Je lis La clef des songes d’Alexander Grothendieck (voir lien dans la colonne), dont j’essaie par ailleurs de comprendre le génie mathématique. Je vois d’ores et déjà que des découvertes que j’ai faites par la langue ont été faites aussi par les mathématiques. Platon dit dans le Cratyle que Socrate dit que selon Héraclite, « tout fait place, rien ne reste en place ». Je lis ceci comme une leçon de géométrie très avancée (disons, au niveau d’Alexander Grothendieck). On interprète le « ta panta rei » hériclatéen (« toute chose coule », « tout coule »), dans le sens « tout passe ». Sans doute est-ce assez fidèle à la pensée d’Héraclite. Cependant j’y entends, moi : tout flue. Il y a là une dynamique propre au vivant. « Tout passe » ne signifie pas seulement « tout meurt ». J’y entends « tout passe à travers », comme le font l’eau et le sable. Je lis ceci aussi comme une leçon de physique quantique. Ce qui était mort a pu paraître vivant, mais est repassé dans la mort. Ce qui était lumière a pu paraître disparu dans l’ombre, mais est toujours lumière. Tout flue : tout voyage, rien de vivant ne se perd.
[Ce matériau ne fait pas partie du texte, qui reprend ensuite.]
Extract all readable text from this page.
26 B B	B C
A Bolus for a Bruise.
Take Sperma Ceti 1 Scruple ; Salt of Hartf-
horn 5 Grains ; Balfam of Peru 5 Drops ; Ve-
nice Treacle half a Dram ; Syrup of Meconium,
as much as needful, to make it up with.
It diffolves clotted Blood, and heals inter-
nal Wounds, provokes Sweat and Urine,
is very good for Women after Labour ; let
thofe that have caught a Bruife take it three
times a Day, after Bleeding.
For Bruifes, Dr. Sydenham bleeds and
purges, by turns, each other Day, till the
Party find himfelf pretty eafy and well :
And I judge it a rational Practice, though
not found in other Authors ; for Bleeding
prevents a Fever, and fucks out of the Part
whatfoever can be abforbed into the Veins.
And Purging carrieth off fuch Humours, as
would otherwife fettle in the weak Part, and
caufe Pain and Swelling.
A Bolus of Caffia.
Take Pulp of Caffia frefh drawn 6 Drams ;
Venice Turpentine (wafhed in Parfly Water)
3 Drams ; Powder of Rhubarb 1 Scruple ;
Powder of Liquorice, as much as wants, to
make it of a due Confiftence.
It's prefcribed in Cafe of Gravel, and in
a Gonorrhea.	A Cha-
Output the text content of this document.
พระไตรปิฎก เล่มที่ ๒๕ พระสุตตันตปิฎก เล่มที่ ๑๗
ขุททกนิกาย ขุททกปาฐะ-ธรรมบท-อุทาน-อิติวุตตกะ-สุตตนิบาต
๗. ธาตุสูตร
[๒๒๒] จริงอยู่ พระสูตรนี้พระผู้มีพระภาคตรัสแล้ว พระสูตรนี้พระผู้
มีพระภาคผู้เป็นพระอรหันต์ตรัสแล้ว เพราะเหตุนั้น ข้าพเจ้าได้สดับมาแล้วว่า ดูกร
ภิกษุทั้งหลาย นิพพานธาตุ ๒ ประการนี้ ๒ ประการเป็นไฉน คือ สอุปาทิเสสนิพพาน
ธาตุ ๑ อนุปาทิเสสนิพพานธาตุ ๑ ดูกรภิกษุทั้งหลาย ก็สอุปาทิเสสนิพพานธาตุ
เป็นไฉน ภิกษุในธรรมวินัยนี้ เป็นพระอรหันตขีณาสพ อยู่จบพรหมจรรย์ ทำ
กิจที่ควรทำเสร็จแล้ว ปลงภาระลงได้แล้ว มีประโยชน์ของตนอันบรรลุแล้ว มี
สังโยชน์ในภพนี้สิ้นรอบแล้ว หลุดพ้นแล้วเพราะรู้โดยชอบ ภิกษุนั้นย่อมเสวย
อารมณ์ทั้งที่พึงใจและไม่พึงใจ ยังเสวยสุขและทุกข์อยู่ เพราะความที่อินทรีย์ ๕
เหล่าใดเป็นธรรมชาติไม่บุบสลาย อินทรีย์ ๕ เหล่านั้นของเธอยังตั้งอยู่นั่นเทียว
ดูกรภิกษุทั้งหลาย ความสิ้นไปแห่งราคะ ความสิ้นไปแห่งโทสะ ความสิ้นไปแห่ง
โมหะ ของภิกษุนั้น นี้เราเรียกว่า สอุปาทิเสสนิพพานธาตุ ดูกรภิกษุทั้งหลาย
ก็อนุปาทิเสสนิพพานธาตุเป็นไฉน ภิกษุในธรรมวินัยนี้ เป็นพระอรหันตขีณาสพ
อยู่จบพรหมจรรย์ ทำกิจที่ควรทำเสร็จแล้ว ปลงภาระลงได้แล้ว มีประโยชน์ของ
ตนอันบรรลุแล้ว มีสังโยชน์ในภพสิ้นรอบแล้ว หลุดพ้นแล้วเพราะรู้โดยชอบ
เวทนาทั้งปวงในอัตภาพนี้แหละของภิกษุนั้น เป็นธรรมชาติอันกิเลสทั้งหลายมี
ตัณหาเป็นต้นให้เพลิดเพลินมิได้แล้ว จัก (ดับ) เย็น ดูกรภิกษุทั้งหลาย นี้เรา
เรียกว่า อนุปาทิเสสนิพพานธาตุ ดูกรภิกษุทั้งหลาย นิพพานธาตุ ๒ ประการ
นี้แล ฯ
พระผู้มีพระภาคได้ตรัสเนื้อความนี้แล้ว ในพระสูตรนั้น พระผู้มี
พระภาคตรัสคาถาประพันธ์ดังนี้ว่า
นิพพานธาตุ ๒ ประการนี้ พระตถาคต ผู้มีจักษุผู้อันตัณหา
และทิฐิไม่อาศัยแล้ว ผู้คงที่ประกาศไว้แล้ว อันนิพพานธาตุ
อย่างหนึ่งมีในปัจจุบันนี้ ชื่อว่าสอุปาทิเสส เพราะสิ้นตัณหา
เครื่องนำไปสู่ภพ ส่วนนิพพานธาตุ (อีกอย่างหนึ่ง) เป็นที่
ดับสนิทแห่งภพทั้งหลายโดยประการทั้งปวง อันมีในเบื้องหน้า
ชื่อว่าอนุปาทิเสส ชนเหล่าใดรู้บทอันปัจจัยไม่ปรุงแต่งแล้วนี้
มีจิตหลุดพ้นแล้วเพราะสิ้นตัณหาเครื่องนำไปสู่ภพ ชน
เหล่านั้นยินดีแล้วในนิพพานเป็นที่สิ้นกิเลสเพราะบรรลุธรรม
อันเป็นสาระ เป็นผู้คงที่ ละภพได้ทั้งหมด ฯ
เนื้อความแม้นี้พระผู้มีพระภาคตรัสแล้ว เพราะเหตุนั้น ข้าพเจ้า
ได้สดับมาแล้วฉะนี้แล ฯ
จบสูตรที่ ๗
La connaissance vient par toutes les langues, pas seulement les langues au sens linguistique du terme. Les rêves aussi par exemple, comme l’a compris Grothendieck, sont une langue d’accès à la connaissance. Hier j’ai fait un rêve métaphysique difficile à raconter. Il s’agissait d’une veine, et d’une permutation qui se produisait, ou devait se produire, à l’intérieur de cette veine, la veine qui contenait notre monde.

J’ai des rêves récurrents. Entre vingt et trente ans à peu près, je rêvais souvent de fauves, lions, tigres… avec lesquels je vivais, que j’élevais. J’avais dans mes rêves la conscience du danger que cela représentait, mais pas de peur. Un sentiment de beauté, d’extrême, et de devoir. Ces rêves ont passé quand je me suis mise à écrire, plutôt, pour élever les fauves. Depuis la toute jeune adolescence, je fais aussi, de façon récurrente, le rêve que je marche dans l’air, au-dessus du sol, au-dessus du monde. Ce rêve est si réaliste que chaque fois que je le fais, je reste intimement convaincue une bonne partie de la journée qu’il est vrai, qu’il y a vraiment des temps où je marche en apesanteur, réellement. Après tout, ce n’est pas impossible. Depuis un temps tout aussi lointain, je fais cet autre rêve, de façon très récurrente, d’habiter dans un appartement ou une maison beaucoup plus vaste que je ne le croyais, découvrant sans cesse de nouveaux espaces, de nouvelles pièces, dans la joie, la paix et l’émerveillement. J’ai fait ce rêve encore cette nuit.

Les miracles ne sont pas des événements qui se produisent ponctuellement. Les miracles se suivent continuellement, la vie et l’être, même, sont une suite perpétuelle de miracles, un miracle toujours renouvelé. Si les miracles, comme dans la perception triviale qu’on en a, étaient des événements exceptionnels, il serait loisible de les considérer non comme des miracles, mais comme des exceptions, des productions du hasard. C’est ainsi que les considèrent ceux qui n’ont pas de connaissance réelle. En vérité le miracle est le l’espace où nous habitons.